In diesem realitätsverzerrten Zustand besetzen wir den anderen Menschen mit Wünschen, Idealvorstellungen und Phantasien, die im Gegenüber gar nicht vorhanden sind. Sogar Unstimmigkeiten und Gegensätze werden positiv gedeutet und idealisiert: „Gegensätze ziehen sich an“ oder „wir ergänzen einander“.
Wenn die Verliebtheit nachlässt, können wir dann umso tiefer fallen. So mancher/manche beendet dann vorschnell eine Partnerschaft, vor allem junge und unerfahrene Menschen, besonders aber auch Menschen mit Frühstörungen (etwa Personen, die an einer Persönlichkeitsstörung leiden und/oder traumatisiert sind), weil die Ent-Täuschung der Trauerarbeit und der inneren Reife und Ich-Stärke bedarf, die Menschen mit Frühstörungen nicht haben. Aussagen eines erwachsenen Menschen wie „Du, ich hab noch einmal nachgedacht (sic!): ich bin nicht mehr in dich verliebt“, sind typisch für eine Frühstörung.
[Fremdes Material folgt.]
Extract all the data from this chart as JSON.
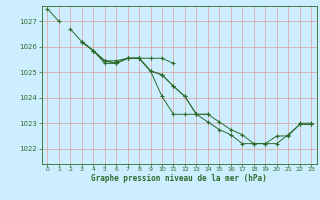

Dabei könnten wir gerade dann viel über uns selber lernen: Wir werden herausgefordert, eine oberflächliche ver-liebte Beziehung in eine erwachsene Partnerschaft überzuführen. Dies gelingt dann, wenn wir in unser authentisches Spüren und Fühlen kommen und uns dann dem/der anderen echt mitteilen. Wir müssten uns dabei so zeigen, wie wir wirklich sind, nicht mit unserer Fassade, dem Aufgesetzten und Antrainierten, dem Hysterischen.
Je ehrlicher, schonender und authentischer wir unsere Emotionen, vor allem auch Leid, Kummer, Trauer, Schmerz, Hass und Wut zulassen und spüren können, desto echter können wir uns auch in der Partnerschaft der Partnerin/dem Partner mitteilen und uns zeigen.
In der Existenzanalyse nach Alfried Längle, aber auch in der dritten Welle der Verhaltenstherapie spielen deshalb unsere primären Emotionen und Handlungsimpulse und ein authentisches Fühlen eine herausragende Rolle. Denn ohne einen guten Zugang zu unseren Emotionen bleiben wir nur an der Oberfläche und können uns selbst verlieren, da Emotionen der Schlüssel zu unseren Bedürfnissen sind.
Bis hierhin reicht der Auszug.